咽頭炎(英語名:Pharyngitis)とは、鼻の奥から食道の手前までの通り道である「咽頭(いんとう)」に炎症が起きている状態を指します。多くはウイルスや細菌の感染によって引き起こされ、喉の痛み、赤み、腫れ、イガイガ感などが主な症状です。
カルテ上ではPharyngitisの頭文字をとって「Pharyngitis(あるいはPharyng.)」と記載されることもありますが、日本の電子カルテでは簡潔に「咽頭炎」と入力するのが一般的です。ちなみに「pharynx(咽頭)」+「-itis(炎症)」というギリシャ語由来の構成になっており、医療現場では喉の炎症の総称として非常に広く使われています。
医療・介護現場での実際の使われ方・例文
現場では、単に「喉が痛い」という主訴を医学的な所見に変換する際にこの言葉を使います。申し送りやチームカンファレンスで、以下のような形で頻繁に登場します。
- 「A様、昨夜から咽頭炎の症状が見られ、37.5度の微熱があります。水分摂取時に痛みがあるようなので食事形態の調整を検討してください。」
- 「口腔ケアの際に咽頭の赤みが強く見受けられました。咽頭炎の疑いで医師に報告し、耳鼻咽喉科への受診が必要か確認します。」
- 「咽頭炎と診断されたため、しばらくの間は喉への刺激を避けて、とろみ食への切り替えをお願いします。」
「咽頭炎」の関連用語・現場での注意点
「咽頭炎」と併せて注意したいのが、「扁桃炎(Tonsillitis)」や「喉頭炎(Laryngitis)」との違いです。咽頭炎は喉全体に炎症が広がることが多いですが、扁桃炎は特に扁桃腺が腫れ、高熱を伴うことが多いという特徴があります。

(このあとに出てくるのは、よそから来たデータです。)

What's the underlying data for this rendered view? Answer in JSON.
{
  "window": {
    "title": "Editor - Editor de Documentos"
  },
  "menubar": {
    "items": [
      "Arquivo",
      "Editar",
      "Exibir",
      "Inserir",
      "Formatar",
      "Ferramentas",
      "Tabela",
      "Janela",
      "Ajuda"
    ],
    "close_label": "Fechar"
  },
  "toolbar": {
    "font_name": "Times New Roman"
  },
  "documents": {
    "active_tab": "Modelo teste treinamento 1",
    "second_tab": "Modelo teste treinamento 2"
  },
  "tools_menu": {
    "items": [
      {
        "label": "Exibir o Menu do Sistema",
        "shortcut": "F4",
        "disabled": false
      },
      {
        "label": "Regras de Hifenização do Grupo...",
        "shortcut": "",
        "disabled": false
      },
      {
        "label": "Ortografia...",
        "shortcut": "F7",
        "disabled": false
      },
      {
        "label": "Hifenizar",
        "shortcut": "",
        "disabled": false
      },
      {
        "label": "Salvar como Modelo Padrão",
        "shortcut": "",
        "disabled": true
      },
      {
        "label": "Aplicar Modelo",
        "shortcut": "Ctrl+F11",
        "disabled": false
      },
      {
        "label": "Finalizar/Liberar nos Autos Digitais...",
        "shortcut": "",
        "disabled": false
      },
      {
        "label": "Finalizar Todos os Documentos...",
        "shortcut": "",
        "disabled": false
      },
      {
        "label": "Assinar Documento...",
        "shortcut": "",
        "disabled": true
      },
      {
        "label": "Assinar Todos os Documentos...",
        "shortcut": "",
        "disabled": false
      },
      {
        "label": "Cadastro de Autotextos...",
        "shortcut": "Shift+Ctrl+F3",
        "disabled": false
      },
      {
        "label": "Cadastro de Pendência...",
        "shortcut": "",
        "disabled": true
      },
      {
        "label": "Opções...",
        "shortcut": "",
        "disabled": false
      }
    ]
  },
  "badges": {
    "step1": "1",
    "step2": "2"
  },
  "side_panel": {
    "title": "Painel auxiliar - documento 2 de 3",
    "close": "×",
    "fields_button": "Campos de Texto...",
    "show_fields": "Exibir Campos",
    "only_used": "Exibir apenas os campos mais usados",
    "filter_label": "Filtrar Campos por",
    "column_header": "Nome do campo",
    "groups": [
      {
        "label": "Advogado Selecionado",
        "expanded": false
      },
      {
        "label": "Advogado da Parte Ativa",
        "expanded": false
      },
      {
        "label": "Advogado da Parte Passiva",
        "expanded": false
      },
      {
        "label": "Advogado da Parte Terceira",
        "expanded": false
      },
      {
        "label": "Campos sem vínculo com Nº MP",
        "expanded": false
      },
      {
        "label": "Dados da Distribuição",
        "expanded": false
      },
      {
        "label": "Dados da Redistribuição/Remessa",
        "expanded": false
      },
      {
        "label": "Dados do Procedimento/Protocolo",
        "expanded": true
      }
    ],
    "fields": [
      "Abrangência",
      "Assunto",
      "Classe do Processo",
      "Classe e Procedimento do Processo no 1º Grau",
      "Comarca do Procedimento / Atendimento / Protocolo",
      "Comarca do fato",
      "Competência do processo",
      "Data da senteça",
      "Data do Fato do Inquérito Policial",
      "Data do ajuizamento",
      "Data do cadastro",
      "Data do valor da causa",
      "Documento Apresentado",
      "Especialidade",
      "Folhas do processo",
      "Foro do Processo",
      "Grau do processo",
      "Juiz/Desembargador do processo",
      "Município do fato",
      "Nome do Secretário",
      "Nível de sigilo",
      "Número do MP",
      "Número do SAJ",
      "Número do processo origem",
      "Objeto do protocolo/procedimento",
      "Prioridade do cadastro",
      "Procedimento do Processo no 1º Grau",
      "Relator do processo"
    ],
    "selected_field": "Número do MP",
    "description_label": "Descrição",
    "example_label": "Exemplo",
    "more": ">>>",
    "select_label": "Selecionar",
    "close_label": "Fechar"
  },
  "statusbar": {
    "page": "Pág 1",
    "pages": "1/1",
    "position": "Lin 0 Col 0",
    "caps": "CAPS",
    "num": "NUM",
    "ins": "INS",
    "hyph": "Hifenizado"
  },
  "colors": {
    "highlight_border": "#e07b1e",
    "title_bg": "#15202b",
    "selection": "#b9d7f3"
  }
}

また、新人スタッフが特に注意すべき点は、高齢者の場合「咽頭炎=ただの風邪」と安易に判断しないことです。喉の炎症により嚥下機能が一時的に低下し、誤嚥のリスクが急激に高まります。カルテに咽頭炎の記載がある場合は、食事中のむせ込みがないか、普段以上に注意深く観察するようにしましょう。
まとめ:現場で役立つ「咽頭炎」の知識
咽頭炎についてのポイントを整理しましょう。
- 咽頭炎は咽頭(喉)の炎症の総称であり、ウイルスや細菌が主な原因です。
- カルテや申し送りでは、症状の重さや嚥下機能への影響をセットで伝えます。
- 高齢者の場合は、炎症による嚥下機能低下と誤嚥に細心の注意が必要です。
- 「たかが喉の痛み」と思わず、全身状態の変化を見逃さない観察力が求められます。
慣れない現場では不安なことも多いかと思いますが、喉の状態ひとつで患者さんの食事や生活の質は大きく変わります。今日の知識を活かして、明日からのケアに自信を持って取り組んでくださいね。